Is it easy being cinema’s reigning enfant terrible? No, but Gaspar Noé wears the title well.

This year, the Argentinian moviemaker, who lives and works in France, adds one more feature to his (im)modest oeuvre: I Stand Alone (1998), Irreversible (2002), Enter the Void (2009), alongside assorted shorts and segments in various compilations. The latest, an exploration of romantic sexual passion titled Love, contains Noé’s signature sex, substances and savagery, but less psychedelic, epileptic nihilism than the previous films. Still, it’s shot in voluptuous 3-D so there’s no lack of eye-popping visuals. Enter Noé’s mind yourself, with 30 lessons from his celebrated, uncompromising career. – MM Editors

Gaspar Noé (and Travis Bickle)

1. Trust yourself. Follow your instincts.

2. Unless the bank is closing your account, remember what Buñuel said: “Never do for money what you wouldn’t do for free… Work is for slaves.”

3. In order to get the movie started, pretend to everyone you meet that the film is going to be a commercial success, and that it will for sure be selected for official competition at Cannes.

4. The good producers are the ones who have produced good movies. Never trust the ones who simply made commercial successes.

5. Your movies are like babies who need love. You have to carry them and take care of them for at least one year after their birth. Being a director is like being a dad.

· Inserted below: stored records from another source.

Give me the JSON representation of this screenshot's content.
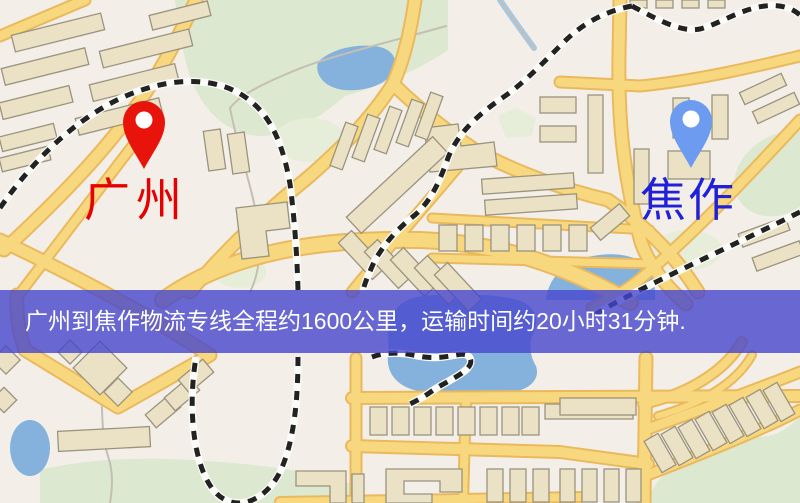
{
  "map": {
    "origin_marker": {
      "label": "广州"
    },
    "destination_marker": {
      "label": "焦作"
    },
    "banner": {
      "text": "广州到焦作物流专线全程约1600公里，运输时间约20小时31分钟."
    }
  },
  "icons": {
    "origin_pin": "red-map-pin-icon",
    "destination_pin": "blue-map-pin-icon"
  },
  "colors": {
    "map_bg": "#f3efe8",
    "road": "#f8d87e",
    "road_border": "#eab95e",
    "building": "#ebe2c6",
    "building_border": "#9a937e",
    "park": "#dce8cf",
    "park_light": "#e6eeda",
    "water": "#85b2dc",
    "railway": "#222222",
    "railway_base": "#fbfbf8",
    "stream": "#c4bfb2",
    "origin_pin": "#e8140c",
    "origin_pin_center": "#ffffff",
    "origin_label": "#e60000",
    "destination_pin": "#6d9bf0",
    "destination_pin_center": "#ffffff",
    "destination_label": "#2020d8",
    "banner_bg": "rgba(70,70,205,0.8)",
    "banner_text": "#ffffff"
  }
}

6. It takes a long time to find the ideal production partners and team. Once you’ve found them, it’s evident.

7. Don’t work with friends. But work with the most skilled, friendly people you can dream of.

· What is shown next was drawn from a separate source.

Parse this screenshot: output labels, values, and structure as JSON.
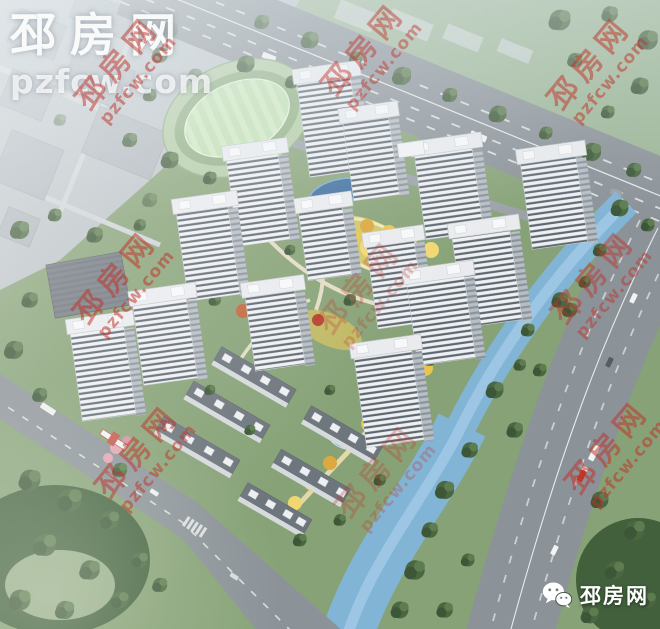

8. Be friendly to absolutely everyone who hasn’t been unfriendly to you.

9. Fire immediately anybody in the crew who behaves disrespectfully to your work.

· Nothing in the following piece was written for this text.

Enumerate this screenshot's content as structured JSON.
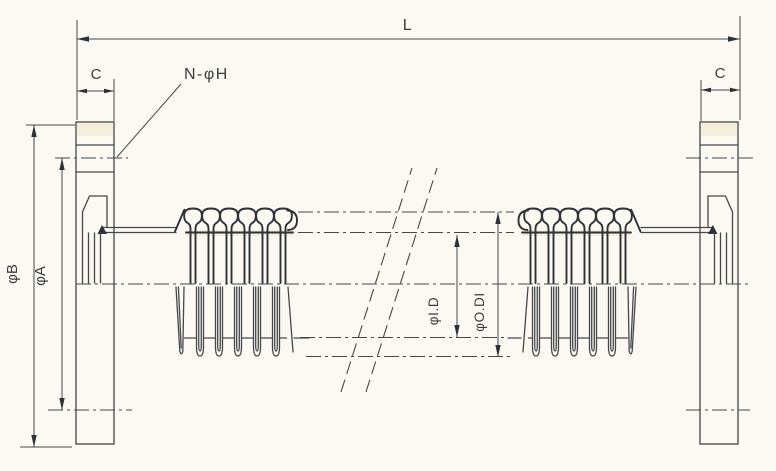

10. Show your crew that you work hard for the love of art.

11. As for the rest of the world, humans can be tricky. Don’t pay attention to any jealousies. Focus on your work, and on your heroes’ examples.

12. Lacking any affection or being madly in love can make you unstable and unfocused. While making the movie, try to be in as safe a relationship as possible.

13. Life is exciting—sometimes sweet, sometimes violent—but always sexual and unrated. So don’t pay attention to the rating of your film during production if you want to make a film that looks like real life.

14. People who are charismatic in life are usually also charismatic on screen. Don’t hesitate to ask people you meet at a party or on the streets to be in your film.

15. Always let the actors or non-actors improvise. But shoot as many different versions as needed to have the scene safely covered.

16. If the acting is bad in a scene, just cut it. The narrative will always survive the missing pieces.

Karl Glusman, Aomi Muyock and in Love

Karl Glusman, Aomi Muyock and Klara Kristin in Love

17. Creating new images is always far more rewarding than copying your idols. Try to achieve the films you dream of seeing, not the ones you’ve already seen.

18. Make your team and actors dream of a better cinema. And show them the work of your masters.

19. Push your crew and actors to their best limits. Interesting things will happen.

20. Drink alcohol when needed, but don’t get drunk.

21. If you can’t prevent yourself from doing drugs, at least share them.

22. Make your decisions at the very last moment. Your intuition is always correct; do not overthink it. Last-minute ideas are always the best.

23. Try to retain at least 10, but preferably 20 percent of time in the shooting schedule for retakes or last-moment new scenes.

24. First, try to get your favorite music in the film. The musicians or the record labels could end up being very friendly to you.

25. While shooting or editing, don’t listen to anybody besides the ones whose tastes you fully share.

26. Say “no” to the 100 people who want to stop by your editing room daily. Be especially careful with the actors and financers who never leave the room. Editing can be the most inventive moment of the whole process. Keep it sacred.

27. While shooting, or while promoting the film, don’t be pretentious. There will always be a few intelligent people around who know your real value.

28. Don’t pay attention to the reviews. The worst ones can also make you stronger.

29. Doing interviews can be annoyingly repetitive, but think of the distributors. If you don’t do it for the pleasure, at least do it for those who paid some money to buy your film.

30. Remember, movies also die. But if they’re really good, they might survive a little bit longer than your flesh and bones. MM

Love opened in theaters October 30, 2015, courtesy of Alchemy.